Configuring k3s with Ansible

The Problem

There is no real problem here. I have manually deployed several applications on my home network. I am setting up Ansible to practice automating configuration management. I have already created proxmox nodes using Terraform. The plan now is to automate the configuration of the cluster. Ansible seems like a top recommendation from the homelab community.

The Approach

k3s-ansible Repo vs. From Scratch

When researching how to automate k3s configuration, I came across a github repo for this very purpose. So I had a choice ahead of me, create my own ansible playbooks from scratch, or use this repo. After some reddit rabbit holes and some Claude prompting, I decided the best route would be to use the community-maintained repo. Ultimately, I wanted the cluster up and running quickly and my setup will be fairly standard, as I’m just learning Anisble for the first time. In the future, I may “re-invent the wheel” and try my hand at my own Ansible playbook, but for now, the k3s-ansible repo will do just fine.

Now that the decision has been made, let’s get this cluster config automated.

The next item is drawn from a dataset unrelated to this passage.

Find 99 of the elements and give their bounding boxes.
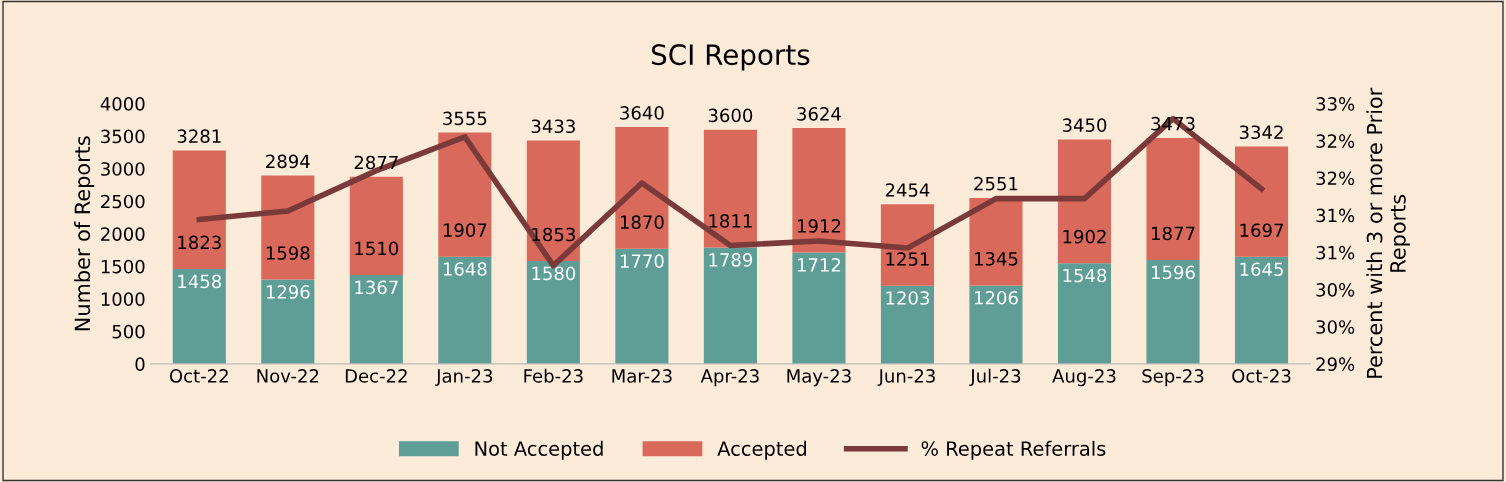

1. Pull k3s-ansible repo in as submodule.
2. Edit inventory file and change the IP addresses for the server and worker nodes.
3. Next, a token needs generated to connect to the cluster. On the device that is running Ansible, run the following command:

openssl rand -base64 64

4. The output of this command goes into the inventory.yml as the token.
5. Add a field in the inventory.yml for ansible_ssh_private_key_file. The value of this will be the private key used to ssh into the cluster.

  ansible_ssh_private_key_file: ~/.ssh/your_private_key

6. Right now, the token is in plain text, so anyone can see it to gain access to your cluster. Encrypt the token with ansible-vault. When you run this command, you will be asked to enter a password. Replace the token value in step 4 with the output of this command.

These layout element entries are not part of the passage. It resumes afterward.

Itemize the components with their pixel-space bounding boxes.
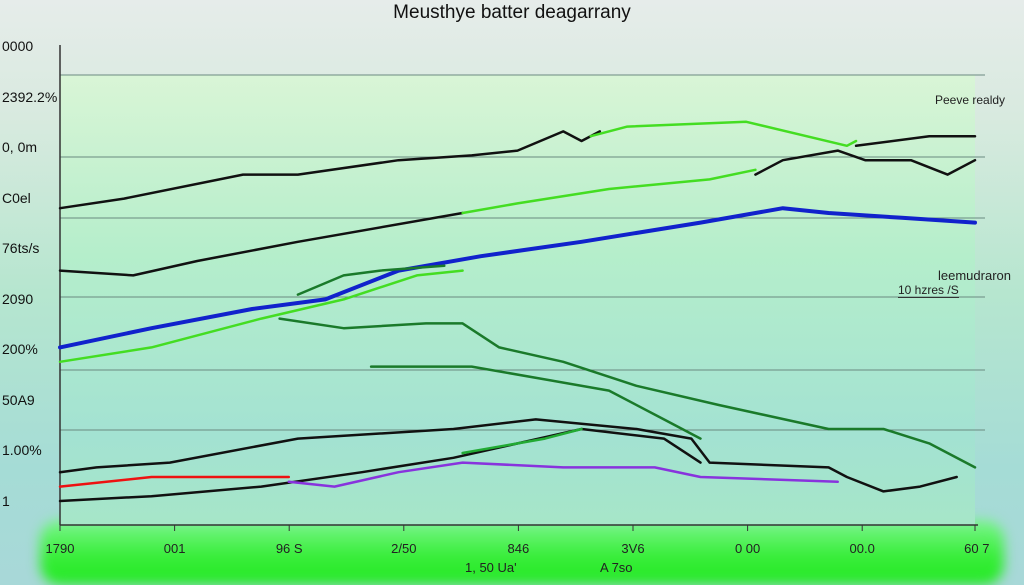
series-line-blue xyxy=(58,206,977,350)
series-line-red xyxy=(58,475,290,488)
x-tick-label: 846 xyxy=(507,541,530,556)
x-tick-label: 3V6 xyxy=(621,541,645,556)
series-line-black-second-right xyxy=(754,149,977,176)
series-line-black-top-right xyxy=(854,134,977,148)
annotation-sub: 10 hzres /S xyxy=(898,283,959,298)
bottom-glow xyxy=(40,520,1004,585)
series-line-dark-green-1 xyxy=(278,317,977,469)
annotation-top: Peeve realdy xyxy=(935,93,1006,107)
series-line-purple xyxy=(287,461,839,488)
y-tick-label: 2392.2% xyxy=(2,88,58,105)
series-line-black-second xyxy=(58,211,464,277)
chart-title: Meusthye batter deagarrany xyxy=(393,2,631,23)
series-line-green-top xyxy=(589,120,858,148)
y-tick-label: 0, 0m xyxy=(2,139,38,155)
x-tick-label: 60 7 xyxy=(964,541,990,556)
x-sublabel: 1, 50 Ua' xyxy=(465,560,517,575)
series-line-black-top xyxy=(58,130,602,210)
x-tick-label: 00.0 xyxy=(849,541,875,556)
x-tick-label: 1790 xyxy=(45,541,75,556)
x-sublabel: A 7so xyxy=(600,560,633,575)
x-tick-label: 0 00 xyxy=(734,541,761,556)
annotation-mid: leemudraron xyxy=(938,268,1011,283)
series-line-black-lower-2 xyxy=(58,427,702,503)
y-tick-label: 76ts/s xyxy=(2,240,40,256)
series-line-green-second xyxy=(461,168,757,215)
series-line-bright-green xyxy=(58,269,464,364)
y-tick-label: 50A9 xyxy=(2,391,35,408)
x-tick-label: 2/50 xyxy=(391,541,417,556)
y-tick-label: 0000 xyxy=(2,38,34,54)
series-line-dark-green-2 xyxy=(296,264,446,296)
y-tick-label: 1 xyxy=(2,492,10,509)
x-tick-label: 96 S xyxy=(275,541,303,556)
series-line-green-lower xyxy=(461,427,583,455)
y-tick-label: 2090 xyxy=(2,290,34,307)
series-line-dark-green-3 xyxy=(369,365,702,440)
y-tick-label: 1.00% xyxy=(2,442,42,458)
y-tick-label: C0el xyxy=(2,189,31,206)
y-tick-label: 200% xyxy=(2,341,38,357)
series-line-black-lower-1 xyxy=(58,418,958,493)
x-tick-label: 001 xyxy=(163,541,186,556)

ansible-vault encrypt_string 'your-generated-token' --name 'token'

7. Final, we will want to make sure the cluster has a shared storage system set up. Create a new playbook called storage.yml and include the following:

- name: Install storage dependencies
	hosts: k3s_cluster
	become: true
	tasks:
		- name: Install nfs-common
		apt:
		name: nfs-common
		state: present

8. Now run the playbooks. Your site.yml playbook will need to be run with an extra switch so you can enter your password.

ansible-playbook playbooks/site.yml --ask-vault-pass

9. As a final step, ensure your inventory.yml is included in .gitignore.

The Impact

• I learned how to fork an existing repo and use it as a submodule Github.
• I learned how to encrypt a cluster token with ansible-vault.